Vitughill, lado oeste do reino do norte

Há um vínculo criado por gerações atrás, no qual o detrimento de um filho era uma dádiva dos deuses. Uma mulher sempre obteve o poder de gerar vidas, tantas que o mundo só existia por conta deste fato. Uma mulher com tamanha honra sempre seria lembrada pelos seus no futuro, lembrada pelo que deu e o que ainda viria a dar. Vitughill era conhecida como a capital das mães do seio terno, tal conotação fora dada a séculos atrás por um antecessor da família primária dos Caphossìo, Hélio o gentil.

Para Hélio Caphossìo, Vitughill era a cidade onde as mulheres mais prezavam e amavam os filhos. Nunca outro lugar fora abençoado com tanta fertilidade e amorosidade. Para muitos do contente, Vitughill era o lugar onde as mulheres eram as soberanas e por esse motivo, Ophélia Caphossìo, princesa do norte gelado do continente, precisou sair de seu conforto e mordomia para lembrar do porque era tão importante.

Era intitulada a donzela da paz, título concebido por seu pai nada afetuoso, em sinal de respeito a falecida rainha. Para Ophélia, estar fadada a uma vida amarga ao lado de um pai mais frio que o reino inteiro, e uma irmã mais nova soberba a ponto de apunha-la se assim desejasse, fazia com que a morte lhe parecesse mais agradável. Com seus vinte e quatro anos, Ophélia só queria ser livre e conhecer o mundo inteiro para que o encargo de seu pai finalmente findasse, mas saber que seu impetuoso primo Dante, assumiria a coroa que era sua por direito, fazia com ela se enchesse do mais puro rancor.

Por uma lei machista criada a milênios pelos homens que sempre ditavam as regras, ela teria que sentar e aceitar calada a decisão do pai. Mas, existia uma coisa que Ophélia odiava mais do que aquilo tudo, e isso era o fogo. Não pelo fato de que eram inimigos naturais, mas pelo jeito como o imperador conduzia seu império, a ferro e sangue… sua única filha, Calía Vatra Le Fer, era ainda pior que o próprio pai, orgulhosa, impiedosa e sanguinária.

Para Ophélia, mesmo tendo todo um vínculo de ódio entre as duas famílias, ela acreditava fielmente que a filha do imperador seria melhor do que ele, que por ser mulher, teria complacência pela paz e não amor a guerra. Infelizmente o sangue quente daquela família fazia com ela odiasse ainda mais o escárnio com que seu pai a tratava.

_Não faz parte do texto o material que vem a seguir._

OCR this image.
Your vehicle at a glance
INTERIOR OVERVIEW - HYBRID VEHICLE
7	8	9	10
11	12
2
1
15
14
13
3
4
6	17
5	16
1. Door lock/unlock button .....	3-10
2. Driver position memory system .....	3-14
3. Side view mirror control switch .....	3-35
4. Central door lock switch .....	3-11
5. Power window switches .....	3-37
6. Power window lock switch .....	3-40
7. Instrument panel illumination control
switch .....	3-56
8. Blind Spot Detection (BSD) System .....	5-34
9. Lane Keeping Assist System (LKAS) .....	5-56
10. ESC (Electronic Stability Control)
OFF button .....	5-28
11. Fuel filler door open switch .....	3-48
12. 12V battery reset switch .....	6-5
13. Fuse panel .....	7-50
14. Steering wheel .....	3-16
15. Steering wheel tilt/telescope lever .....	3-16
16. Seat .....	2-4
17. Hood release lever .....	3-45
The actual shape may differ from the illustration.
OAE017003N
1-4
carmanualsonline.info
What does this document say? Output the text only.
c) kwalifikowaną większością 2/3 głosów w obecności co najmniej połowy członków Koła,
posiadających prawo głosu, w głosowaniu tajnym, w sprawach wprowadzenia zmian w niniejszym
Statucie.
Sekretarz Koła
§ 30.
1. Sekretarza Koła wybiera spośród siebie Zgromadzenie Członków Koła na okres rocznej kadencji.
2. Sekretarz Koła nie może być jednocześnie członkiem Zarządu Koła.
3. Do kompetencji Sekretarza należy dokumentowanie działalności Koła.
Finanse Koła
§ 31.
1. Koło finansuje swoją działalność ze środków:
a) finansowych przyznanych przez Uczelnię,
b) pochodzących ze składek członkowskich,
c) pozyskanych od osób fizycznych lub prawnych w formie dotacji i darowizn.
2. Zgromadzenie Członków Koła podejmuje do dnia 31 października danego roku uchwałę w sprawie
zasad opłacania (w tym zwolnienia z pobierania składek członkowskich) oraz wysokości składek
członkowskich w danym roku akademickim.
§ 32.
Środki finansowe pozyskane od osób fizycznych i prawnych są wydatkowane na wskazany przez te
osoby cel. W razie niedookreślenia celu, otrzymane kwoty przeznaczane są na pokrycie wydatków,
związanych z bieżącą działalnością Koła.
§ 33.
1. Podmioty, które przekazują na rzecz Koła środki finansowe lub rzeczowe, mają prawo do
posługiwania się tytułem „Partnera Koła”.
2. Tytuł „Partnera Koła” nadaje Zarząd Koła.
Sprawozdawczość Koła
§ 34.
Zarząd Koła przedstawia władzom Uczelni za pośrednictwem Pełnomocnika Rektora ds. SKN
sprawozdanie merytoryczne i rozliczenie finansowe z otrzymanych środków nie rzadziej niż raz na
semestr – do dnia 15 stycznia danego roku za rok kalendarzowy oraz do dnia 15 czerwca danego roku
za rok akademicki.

Para ser sincera, Ophélia sentia a mais pura inveja de Calía. Aos quinze anos ela já era declarada imperatriz de um reino inteiro, graças à morte precoce de seu pai em uma das inúmeras batalhas travadas contra os bárbaros do mundo novo. Ophélia soube que Calía ascendeu ainda mais o império do pai, a mãos de ferro e com a valentia que nenhum outro teria. Era notória que além do ódio, ela também a admirava, e um dia se houvesse a possibilidade, gostaria de sentar-se com a senhora do fogo e conversar por horas a fio sem a intercessão de um maldito homem.

Ao lado de um lago enorme aos arredores de Vitughill, a jovem deixou seu olhar percorrer todo o contra ponto da floresta atrás de si. Era inspirador estar em um lugar onde ninguém lhe dizia o que fazer.

Era quase libertador...

— Alteza?

Quase.

— General! — Ela murmura baixo. — Já estamos de partida?

O homem cuja face nunca lhe transmitia nada além de apatia, assente sem muito esforço.

— Vossa majestade quer que sua alteza esteja presente no baile em homenagem ao seu primo, Dante.

Ophélia ri incrédula. — Um baile que deveria ser em minha honraria, não em favor do parvo do meu primo. — Mais um suspirar alto. — Diga-me, meu caro Ezioh, o que devo esperar do legado machista da minha família?

O homem de cabelos escuros que sempre parecia não demonstrar nada, acaba sorrindo quase que de forma imperceptível a bela mulher à sua frente.

— Creio que palavras são mais úteis quando são postas em prática.

Ophélia ficou parada por breves segundos antes de responder o general e amigo, Ezioh Belialuin.

— As opções para mim não são muito atrativas.

Ezioh segura à mão de Ophélia, pegando a princesa totalmente de surpresa.

— Você tem apoiadores alteza, saiba em quem confiar e tudo que lhe foi tirado, será dado de volta. — Ele à solta sem muita cerimônia.

Caroenne, capital do império do Fogo

(…)

— Dourado ou negro? — Calía, questiona sua melhor amiga sentada em sua enorme cama de casal.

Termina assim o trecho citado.